CHAPTER I
How Dick Ford went to Sea
Old Gurridge—Appointed to the Vigilant—Dick sends a Telegram—The Vigilant at Last!—"Dear Little Dicky!"—Dicky gives his Messages
Written by Midshipman Ford
I don't expect that you have ever heard of Upton Overy, in North Devon, but it is there where Captain Lester, of the Royal Navy, lives, and, at any rate, you must have heard of him. Everyone in the West Country knows him by name and most of them by sight, and whenever he comes back from sea the villagers won't do any work, and the bellringers ring peals and "changes" on the old church bells all day long, till you'd think that the top stones must be shaken off. The noise always makes my mother's head ache terribly. You see, my father is the parson of Upton Overy, and our house is so close to the church, that the noise seems to go through and through it.

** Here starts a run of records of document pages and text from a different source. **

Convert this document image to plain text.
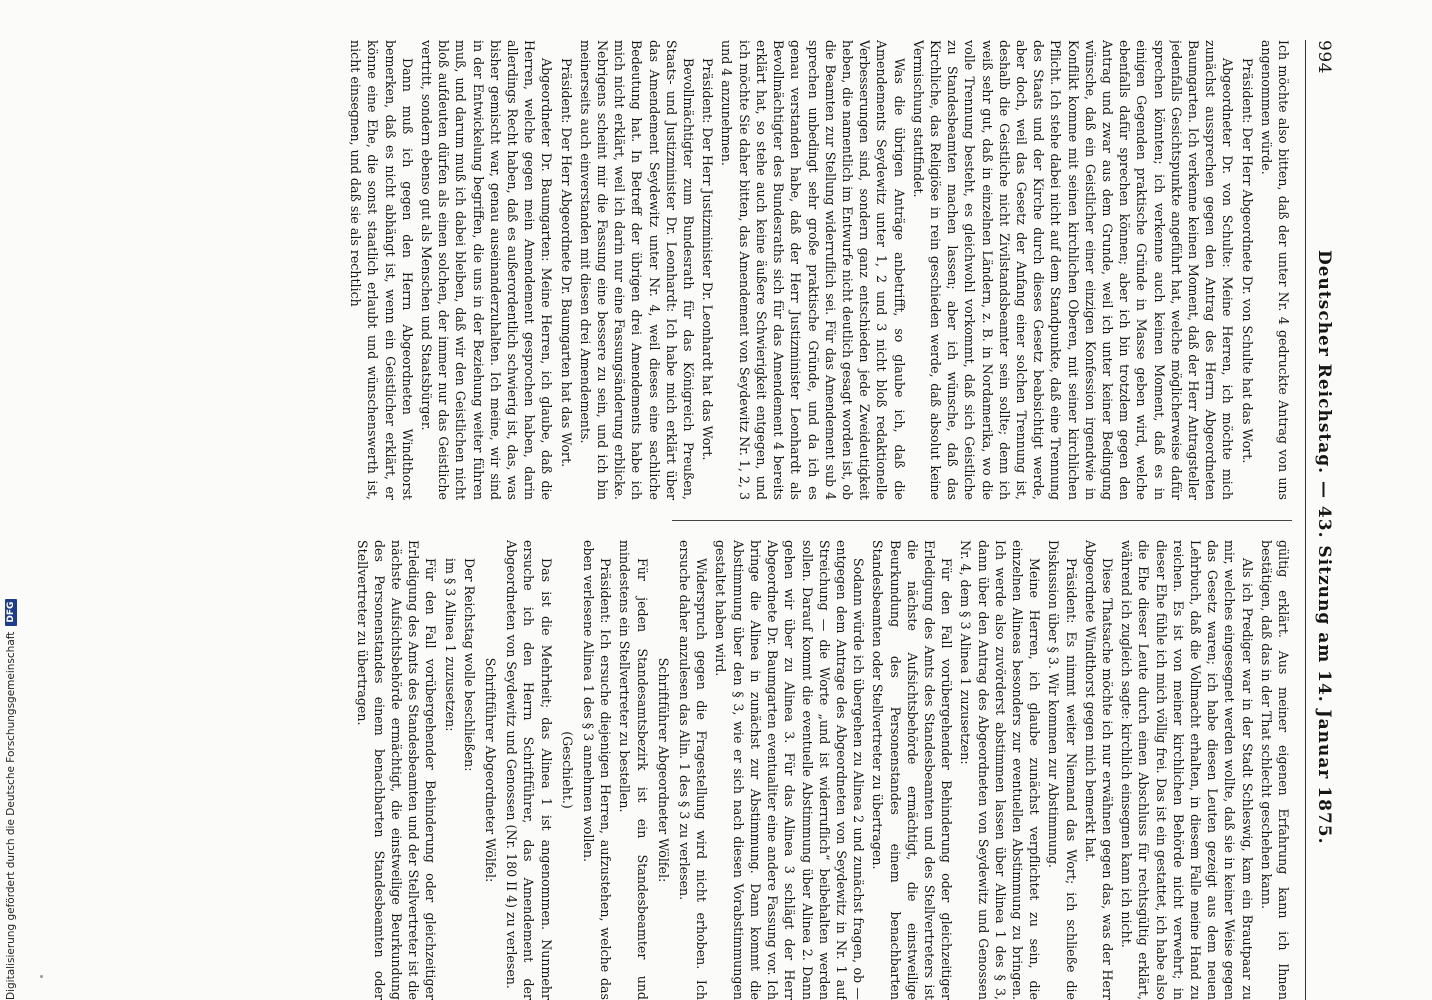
994
Deutscher Reichstag. — 43. Sitzung am 14. Januar 1875.

Ich möchte also bitten, daß der unter Nr. 4 gedruckte Antrag von uns angenommen würde.

Präsident: Der Herr Abgeordnete Dr. von Schulte hat das Wort.

Abgeordneter Dr. von Schulte: Meine Herren, ich möchte mich zunächst aussprechen gegen den Antrag des Herrn Abgeordneten Baumgarten. Ich verkenne keinen Moment, daß der Herr Antragsteller jedenfalls Gesichtspunkte angeführt hat, welche möglicherweise dafür sprechen könnten; ich verkenne auch keinen Moment, daß es in einigen Gegenden praktische Gründe in Masse geben wird, welche ebenfalls dafür sprechen können; aber ich bin trotzdem gegen den Antrag und zwar aus dem Grunde, weil ich unter keiner Bedingung wünsche, daß ein Geistlicher einer einzigen Konfession irgendwie in Konflikt komme mit seinen kirchlichen Oberen, mit seiner kirchlichen Pflicht. Ich stehe dabei nicht auf dem Standpunkte, daß eine Trennung des Staats und der Kirche durch dieses Gesetz beabsichtigt werde, aber doch, weil das Gesetz der Anfang einer solchen Trennung ist, deshalb die Geistliche nicht Zivilstandsbeamter sein sollte; denn ich weiß sehr gut, daß in einzelnen Ländern, z. B. in Nordamerika, wo die volle Trennung besteht, es gleichwohl vorkommt, daß sich Geistliche zu Standesbeamten machen lassen; aber ich wünsche, daß das Kirchliche, das Religiöse in rein geschieden werde, daß absolut keine Vermischung stattfindet.

Was die übrigen Anträge anbetrifft, so glaube ich, daß die Amendements Seydewitz unter 1, 2 und 3 nicht bloß redaktionelle Verbesserungen sind, sondern ganz entschieden jede Zweideutigkeit heben, die namentlich im Entwurfe nicht deutlich gesagt worden ist, ob die Beamten zur Stellung widerruflich sei. Für das Amendement sub 4 sprechen unbedingt sehr große praktische Gründe, und da ich es genau verstanden habe, daß der Herr Justizminister Leonhardt als Bevollmächtigter des Bundesraths sich für das Amendement 4 bereits erklärt hat, so stehe auch keine äußere Schwierigkeit entgegen, und ich möchte Sie daher bitten, das Amendement von Seydewitz Nr. 1, 2, 3 und 4 anzunehmen.

Präsident: Der Herr Justizminister Dr. Leonhardt hat das Wort.

Bevollmächtigter zum Bundesrath für das Königreich Preußen, Staats- und Justizminister Dr. Leonhardt: Ich habe mich erklärt über das Amendement Seydewitz unter Nr. 4, weil dieses eine sachliche Bedeutung hat. In Betreff der übrigen drei Amendements habe ich mich nicht erklärt, weil ich darin nur eine Fassungsänderung erblicke. Nebrigens scheint mir die Fassung eine bessere zu sein, und ich bin meinerseits auch einverstanden mit diesen drei Amendements.

Präsident: Der Herr Abgeordnete Dr. Baumgarten hat das Wort.

Abgeordneter Dr. Baumgarten: Meine Herren, ich glaube, daß die Herren, welche gegen mein Amendement gesprochen haben, darin allerdings Recht haben, daß es außerordentlich schwierig ist, das, was bisher gemischt war, genau auseinanderzuhalten. Ich meine, wir sind in der Entwickelung begriffen, die uns in der Beziehung weiter führen muß, und darum muß ich dabei bleiben, daß wir den Geistlichen nicht bloß aufdeuten dürfen als einen solchen, der immer nur das Geistliche vertritt, sondern ebenso gut als Menschen und Staatsbürger.

Dann muß ich gegen den Herrn Abgeordneten Windthorst bemerken, daß es nicht abhängt ist, wenn ein Geistlicher erklärt, er könne eine Ehe, die sonst staatlich erlaubt und wünschenswerth ist, nicht einsegnen, und daß sie als rechtlich

gültig erklärt. Aus meiner eigenen Erfahrung kann ich Ihnen bestätigen, daß das in der That schlecht geschehen kann.

Als ich Prediger war in der Stadt Schleswig, kam ein Brautpaar zu mir, welches eingesegnet werden wollte, daß sie in keiner Weise gegen das Gesetz waren; ich habe diesen Leuten gezeigt aus dem neuen Lehrbuch, daß die Vollmacht erhalten, in diesem Falle meine Hand zu reichen. Es ist von meiner kirchlichen Behörde nicht verwehrt; in dieser Ehe fühle ich mich völlig frei. Das ist ein gestattet, ich habe also die Ehe dieser Leute durch einen Abschluss für rechtsgültig erklärt, während ich zugleich sagte: kirchlich einsegnen kann ich nicht.

Diese Thatsache möchte ich nur erwähnen gegen das, was der Herr Abgeordnete Windthorst gegen mich bemerkt hat.

Präsident: Es nimmt weiter Niemand das Wort; ich schließe die Diskussion über § 3. Wir kommen zur Abstimmung.

Meine Herren, ich glaube zunächst verpflichtet zu sein, die einzelnen Alineas besonders zur eventuellen Abstimmung zu bringen. Ich werde also zuvörderst abstimmen lassen über Alinea 1 des § 3, dann über den Antrag des Abgeordneten von Seydewitz und Genossen Nr. 4, dem § 3 Alinea 1 zuzusetzen:

Für den Fall vorübergehender Behinderung oder gleichzeitiger Erledigung des Amts des Standesbeamten und des Stellvertreters ist die nächste Aufsichtsbehörde ermächtigt, die einstweilige Beurkundung des Personenstandes einem benachbarten Standesbeamten oder Stellvertreter zu übertragen.

Sodann würde ich übergehen zu Alinea 2 und zunächst fragen, ob — entgegen dem Antrage des Abgeordneten von Seydewitz in Nr. 1 auf Streichung — die Worte „und ist widerruflich“ beibehalten werden sollen. Darauf kommt die eventuelle Abstimmung über Alinea 2. Dann gehen wir über zu Alinea 3. Für das Alinea 3 schlägt der Herr Abgeordnete Dr. Baumgarten eventualiter eine andere Fassung vor. Ich bringe die Alinea in zunächst zur Abstimmung. Dann kommt die Abstimmung über den § 3, wie er sich nach diesen Vorabstimmungen gestaltet haben wird.

Widerspruch gegen die Fragestellung wird nicht erhoben. Ich ersuche daher anzulesen das Alin. 1 des § 3 zu verlesen.

Schriftführer Abgeordneter Wölfel:

Für jeden Standesamtsbezirk ist ein Standesbeamter und mindestens ein Stellvertreter zu bestellen.

Präsident: Ich ersuche diejenigen Herren, aufzustehen, welche das eben verlesene Alinea 1 des § 3 annehmen wollen.

(Geschieht.)

Das ist die Mehrheit; das Alinea 1 ist angenommen. Nunmehr ersuche ich den Herrn Schriftführer, das Amendement der Abgeordneten von Seydewitz und Genossen (Nr. 180 II 4) zu verlesen.

Schriftführer Abgeordneter Wölfel:

Der Reichstag wolle beschließen:

im § 3 Alinea 1 zuzusetzen:

Für den Fall vorübergehender Behinderung oder gleichzeitiger Erledigung des Amts des Standesbeamten und der Stellvertreter ist die nächste Aufsichtsbehörde ermächtigt, die einstweilige Beurkundung des Personenstandes einem benachbarten Standesbeamten oder Stellvertreter zu übertragen.

Digitalisierung gefördert durch die Deutsche Forschungsgemeinschaft
DFG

If he happened to be at home, on leave or on half-pay, the Captain sometimes asked my father to go out shooting with him, and when I was quite a kiddy I was so fearfully keen to go too, that once I crept away and followed them. My father would have sent me back, had not the Captain growled out—and he had an awfully deep growling voice—"Let the nipper come along o' us, Padré;" and you may be jolly well certain that I did follow them, keeping close behind the Captain, without saying a word, and with my eyes glued on him, just to see exactly what he did. I got so tired, that if I hadn't been afraid of making a noise I should have cried.
"Send the young 'un to sea. He'll do," he had said when my father, very angry at having his day's sport spoilt, had at last to carry me back.
That is the first I remember of Captain Lester, and is why I remember what he said. Afterwards he would often let me go with him, and when I was big enough would let me hold his great mongrel dog "Blucher". The Captain used to take this dog to sea with him, and always brought him out shooting; but he used to get so excited that he would obey nobody, and if let loose, always ranged ahead of the guns, and put up every bird for miles. The result was that he was kept on the chain nearly all the time.
Although he was so useless, the Captain would never leave him behind. "I've spoilt the dog taking him to sea", he would growl; "I ain't going to spoil his bit of sport", and he always let him have a run "on his own" towards the end of the day.
Sometimes his eldest girl, Nan, used to come too, and as she worshipped her father just as much as I did, we became quite chums, and had many a jolly day together, while we hung on to old Blucher's chain, and he tugged us about.